Anyone who spends more than a few minutes on immigration matters will soon realize that the debate abounds in shallow metaphors whose cant recitation suggests knowing knowledge, but are actually meant to substitute for thought and analysis.
The case in point today is the assertion that "the system is broken." That phrase is a metaphor of choice for political office holders and pundits of varied partisan views. Recently New York City Mayor Mike Bloomberg and News Corp. chief executive Rupert Murdoch testified before Congress on the need to fix "our broken system of immigration." Former President George W. Bush and current President Barack Obama agree: "The system is broken." Pundits write pieces entitled "How to fix our broken immigration system."
There is then clearly a consensus on the metaphor, but that should not be mistaken for an agreement on any substantive issues. Nor for that matter should we assume that the metaphor tells us anything particular or even useful about our immigration system and what's wrong with it.
Consider first what a metaphor is. Typical dictionary definitions describe it as (1) a figure of speech in which a term or phrase is applied to something to which it is not literally applicable in order to suggest a resemblance, as in "A mighty fortress is our God," or (2) something used, or regarded as being used, to represent something else; emblem; symbol.
It is clear that "the system is broken" cannot be understand as part of the first, primary understanding or usage of that the term since the phase doesn't contain a comparative term: broken as compared to what?
So it is in the second sense of the term that the "broken" metaphor is used, as "something to represent something else; emblem; symbol." And here we can begin to see the trouble with that phrase.

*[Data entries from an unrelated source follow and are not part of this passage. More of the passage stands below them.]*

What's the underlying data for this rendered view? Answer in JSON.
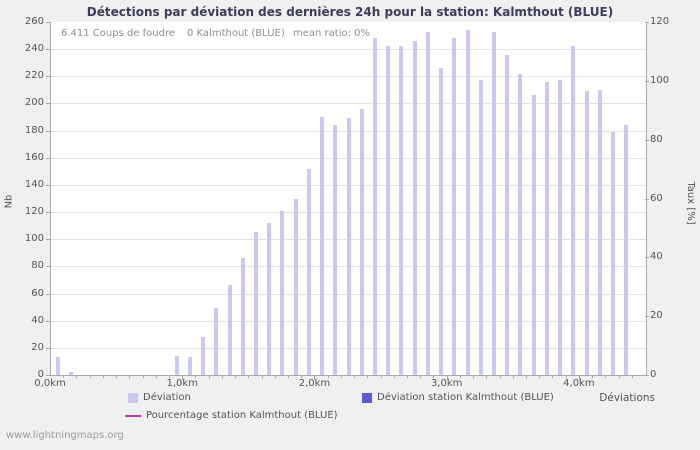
{
  "page": {
    "watermark": "www.lightningmaps.org"
  },
  "chart_data": {
    "type": "bar",
    "title": "Détections par déviation des dernières 24h pour la station: Kalmthout (BLUE)",
    "annotation": {
      "strikes": "6.411 Coups de foudre",
      "station": "0 Kalmthout (BLUE)",
      "mean_ratio": "mean ratio: 0%"
    },
    "x_axis_label": "Déviations",
    "x_max_km": 4.5,
    "bin_width_km": 0.1,
    "x_start_km": 0.05,
    "x_ticks": [
      {
        "km": 0.0,
        "label": "0,0km"
      },
      {
        "km": 1.0,
        "label": "1,0km"
      },
      {
        "km": 2.0,
        "label": "2,0km"
      },
      {
        "km": 3.0,
        "label": "3,0km"
      },
      {
        "km": 4.0,
        "label": "4,0km"
      }
    ],
    "y_left": {
      "label": "Nb",
      "min": 0,
      "max": 260,
      "step": 20
    },
    "y_right": {
      "label": "Taux [%]",
      "min": 0,
      "max": 120,
      "step": 20
    },
    "values": [
      13,
      2,
      0,
      0,
      0,
      0,
      0,
      0,
      0,
      14,
      13,
      28,
      49,
      66,
      86,
      105,
      112,
      121,
      130,
      152,
      190,
      184,
      189,
      196,
      248,
      242,
      242,
      246,
      253,
      226,
      248,
      254,
      217,
      253,
      236,
      222,
      206,
      216,
      217,
      242,
      209,
      210,
      179,
      184
    ],
    "colors": {
      "bar": "#c9c9f1",
      "station_bar": "#5a5ad9",
      "percent_line": "#b434b4",
      "grid": "#e2e2e2",
      "axis": "#a8a8a8",
      "title": "#3d3d5c",
      "text": "#555555",
      "muted": "#8f8f8f"
    },
    "legend": [
      {
        "label": "Déviation",
        "type": "box",
        "color_key": "bar"
      },
      {
        "label": "Déviation station Kalmthout (BLUE)",
        "type": "box",
        "color_key": "station_bar"
      },
      {
        "label": "Pourcentage station Kalmthout (BLUE)",
        "type": "line",
        "color_key": "percent_line"
      }
    ]
  }
}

What is that something else that is being represented?
The best answer to that question is that the "system is broken metaphor" reflects an combined set of assumptions operating as assertions that: (1) the current system isn't working as intended, (2) that its current operation is causing major and avoidable social, economic, and political problems, (3) that (obviously) what is "broken" must be fixed, and (4) that the way to fix the broken system is through "comprehensive immigration reform."
In fact a closer analysis of these assumptions suggests that the first and fourth assertions are factually incorrect, and that only the second assertion has a great deal of empirical evidence to support.
The current system is working as intended in so far as it reflects congressional policy to base the American immigration system primarily on the principle of family reunification and to ensure a loose immigration enforcement policy. That dual focus may result in many consequent problems: there are not enough spaces for skilled workers, the system creates enormous backlogs, there are not enough spaces for those who want to come so immigrants come into the country illegally, it is relatively easy for undocumented immigrants to work here, and so on. All these may be consequences of the ways in which the system was structured, but it cannot be seriously argued that this policy was not the explicit intent of Congress.
This is important to understand because to the extent that the current immigration policy structure created the problems that are now the basis for calls to fix "the broken system," we had better be clear about what lies at the core of our immigration dilemmas.
As to the assertion/assumption that the only way to fix our "broken system" is to undertake "comprehensive immigration reform," another metaphorical favorite, as with so many now-hackneyed immigration phrases, it depends what you mean by the term. And it will be no surprise that understandings differ.
The "system is broken" metaphor actually tells us very little. It doesn't say what is broken or why and how it became broken. Without those understandings "reform" is likely to falter. Nor does it supply any comparative analysis of what alternatives might, or might not, work given that basic, necessary, and preliminary analysis.
In the end, it is simply a rhetorical meme used by those whose strategy is to use a phrase so vague that it can appear to reflect a consensus. But that consensus is illusionary. Beneath that metaphor lies a shifting landscape that is coalescing around a quite different set of policy positions that have one basic theme: enforce our immigration laws.